C'est maintenant là qu'il faut porter l'effort ! Vers ces gens-là qui se lèvent tôt le matin pour vider les poubelles et balayer les rues, ou pour faire le pain ! Autant de choses qui sont indispensables à nos villes. Si politique du logement il doit y avoir, alors elle doit s'attacher à favoriser la mixité sociale des villes et des quartiers, plutôt que flatter telle ou telle coterie ou tel ou tel groupe social ! Elle doit s'attacher à interdire ces manifestations honteuses de propriétaires qui craignent pour la valeur de leurs biens parce qu'à côté de chez eux on va construire (dans vingt-cinq ans !) un lotissement HLM ! Nous avons besoin de jeunes dans nos villes et nos villages, et nous devons nous préoccuper mieux que nous le faisons aujourd'hui de leur accès à l'indépendance ! On verrait alors que leur donner une chance, une toute petite chance de se loger, entrainerait chez eux une reconnaissance bien plus grande que celle qu'ils vont nous accorder bientôt, si nous ne leur donnons que le droit de vivre encore chez papa maman jusqu'à... quarante ans !
Aussi si Nicolas Sarkozy et son équipe s'attaquent de front à ce dossier là et qu'ils savent faire admettre aux propriétaires qu'ils devront demain participer à la politique du logement en la finançant, alors, je voterai pour lui. Si une prise de conscience se fait enfin sur le problème du logement et l'indépendance des jeunes et des plus modestes, et même si elle se fait à DROITE, alors sans nul doute je virerai ma cuti pour devenir : de DROITE !
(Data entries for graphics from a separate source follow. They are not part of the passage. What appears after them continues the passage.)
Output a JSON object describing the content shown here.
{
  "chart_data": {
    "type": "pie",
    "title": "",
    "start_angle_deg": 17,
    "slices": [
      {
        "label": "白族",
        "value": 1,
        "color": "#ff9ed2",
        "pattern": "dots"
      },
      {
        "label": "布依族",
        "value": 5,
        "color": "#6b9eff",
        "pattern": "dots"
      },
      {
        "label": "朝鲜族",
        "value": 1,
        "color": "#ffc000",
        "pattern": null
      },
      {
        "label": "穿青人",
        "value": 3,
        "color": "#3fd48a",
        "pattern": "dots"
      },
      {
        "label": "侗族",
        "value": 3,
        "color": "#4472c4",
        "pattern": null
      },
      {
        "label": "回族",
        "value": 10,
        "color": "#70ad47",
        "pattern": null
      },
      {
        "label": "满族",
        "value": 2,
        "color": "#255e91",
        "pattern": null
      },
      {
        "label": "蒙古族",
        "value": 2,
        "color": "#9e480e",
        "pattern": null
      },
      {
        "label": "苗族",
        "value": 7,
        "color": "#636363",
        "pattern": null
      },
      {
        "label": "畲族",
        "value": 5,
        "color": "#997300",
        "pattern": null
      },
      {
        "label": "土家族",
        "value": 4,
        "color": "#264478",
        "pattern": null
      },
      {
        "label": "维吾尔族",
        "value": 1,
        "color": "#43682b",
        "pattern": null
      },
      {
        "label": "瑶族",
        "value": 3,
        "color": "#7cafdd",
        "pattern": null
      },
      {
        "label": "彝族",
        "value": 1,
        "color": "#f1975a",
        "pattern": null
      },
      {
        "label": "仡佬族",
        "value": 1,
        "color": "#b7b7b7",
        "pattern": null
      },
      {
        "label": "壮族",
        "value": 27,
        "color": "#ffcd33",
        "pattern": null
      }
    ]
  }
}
Si en plus Notre Président proposait, pour la bonne bouche de taxer une partie des plus values réalisées lors de la revente des biens pour financer la protection sociale, alors j'applaudirais des deux mains ! Pire, j'irais voter Sarkozy, sans pince à linge ! C'est dire.
Qu'est-ce qui m’arrive ? Suis-je devenu fou ?
Non, simplement je suis né à la politique sous François Mitterrand et j’ai appris à mes dépends que la valeur d’un homme d’État se mesurait dans sa capacité à trahir son électorat. Aujourd’hui que Nicolas Sarkozy est au pied du mur en matière budgétaire, et qu’il est dans une telle position, la question de savoir s’il est un homme d’État se pose enfin.
J’espère donc qu’il va me démontrer qu’il est à la hauteur de sa charge !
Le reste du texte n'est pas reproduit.